Uma forma de fazer isso é associar os alimentos a momentos que a criança já se sente confortável. Por exemplo: se seu filho(a) gosta muito de assistir vídeos, você pode apresentar vídeos onde fale sobre alimentação, com músicas que incentivem a criança à comer. Ou se a criança gosta de atividades de pintura, pode-se fazer um carimbo usando legumes ou até mesmo tinta caseira feita com condimentos naturais.

“Nunca devemos de imediato colocar um novo alimento e exigir que a criança coma, sem antes apresentá-lo e deixar que ela se familiarize. Dessa forma, incluímos os alimentos em outros momentos, retirando a pressão que muitas vezes acontecem no momento das grandes refeições, como o almoço e jantar, por exemplo – explica a nutricionista.

A seletividade alimentar pode causar, a longo prazo, déficit no crescimento, ineficiências nutricionais, anemia, atrofia da musculatura, diabetes, hipertensão arterial e doenças crônicas não-transmissíveis de forma geral.

Por isso é tão necessário a criança ter uma variedade alimentar. E isso já deve ser iniciado na introdução alimentar, que é o momento oportuno para a criação de bons hábitos alimentares. Nessa fase, é importante que a criança possa tocar e sentir as diferentes texturas que os alimentos possuem, respeitando os sinais de fome e saciedade, além de ser ideal que os alimentos sejam oferecidos de forma individual, nunca misturados.

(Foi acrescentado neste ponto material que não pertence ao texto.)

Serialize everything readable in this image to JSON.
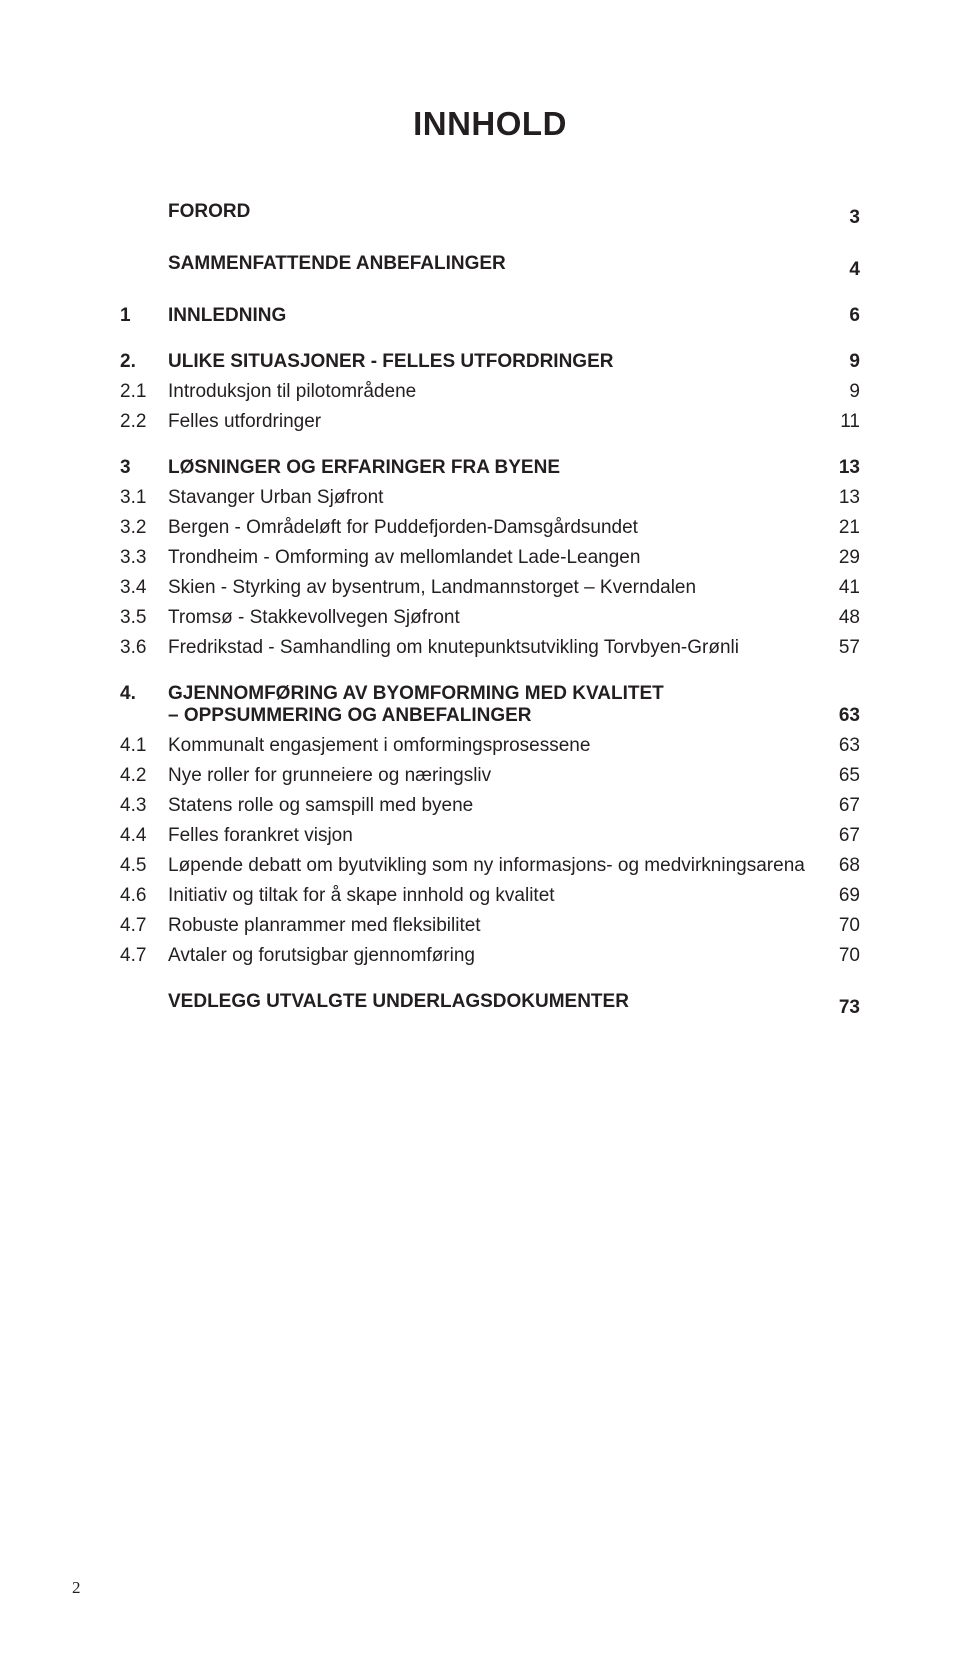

Outro ponto muito importante, que a nutricionista aponta, é que “a comida nunca deve ser liquidificada e/ou peneirada, assim mantemos as fibras e possibilitamos o exercício da musculatura oral dessa criança, favorecendo um melhor desenvolvimento deles”.

Terapia Alimentar em crianças com TEA e o termo FOOD CHAINING

A Terapia Alimentar baseia-se em técnicas de dessensibilização visando ressignificar e aproximar a criança dos alimentos, oferecendo estímulos sensoriais e avançando na escada do comer.

De acordo com Isabella, o termo “FOOD CHAINING” refere-se a uma técnica criada para introduzir novos alimentos a crianças que enfrentam dificuldades na escalada do comer através de uma “cadeia alimentar de segurança”.

“Ela parte da ideia de introduzir novos alimentos através das experiências anteriores prazerosas e de sucesso da criança. Nesse processo, a apresentação do novo alimento deve ser semelhante em sabor, textura, temperatura, forma ou cor dos alimentos que a criança já gosta ou aceita.”

Para garantir uma alimentação segura, frente a dificuldades alimentares, é necessário utilizar técnicas que melhorem e facilitem o dia a dia, inserindo pequenas mudanças que serão possíveis e palpáveis, como incluir um alimento rico nutricionalmente em preparações que a criança rotineiramente aceita e garantindo o desenvolvimento e crescimento saudável através de suplementos necessários.

Mesmo com todas as dificuldades, a seletividade alimentar pode ser gradativamente superada, através de tratamentos com profissionais especializados, como terapeuta ocupacional (integração sensorial), fonoaudióloga(o), nutricionista e psicóloga(o). Além disso, o estímulo da família em casa é fundamental.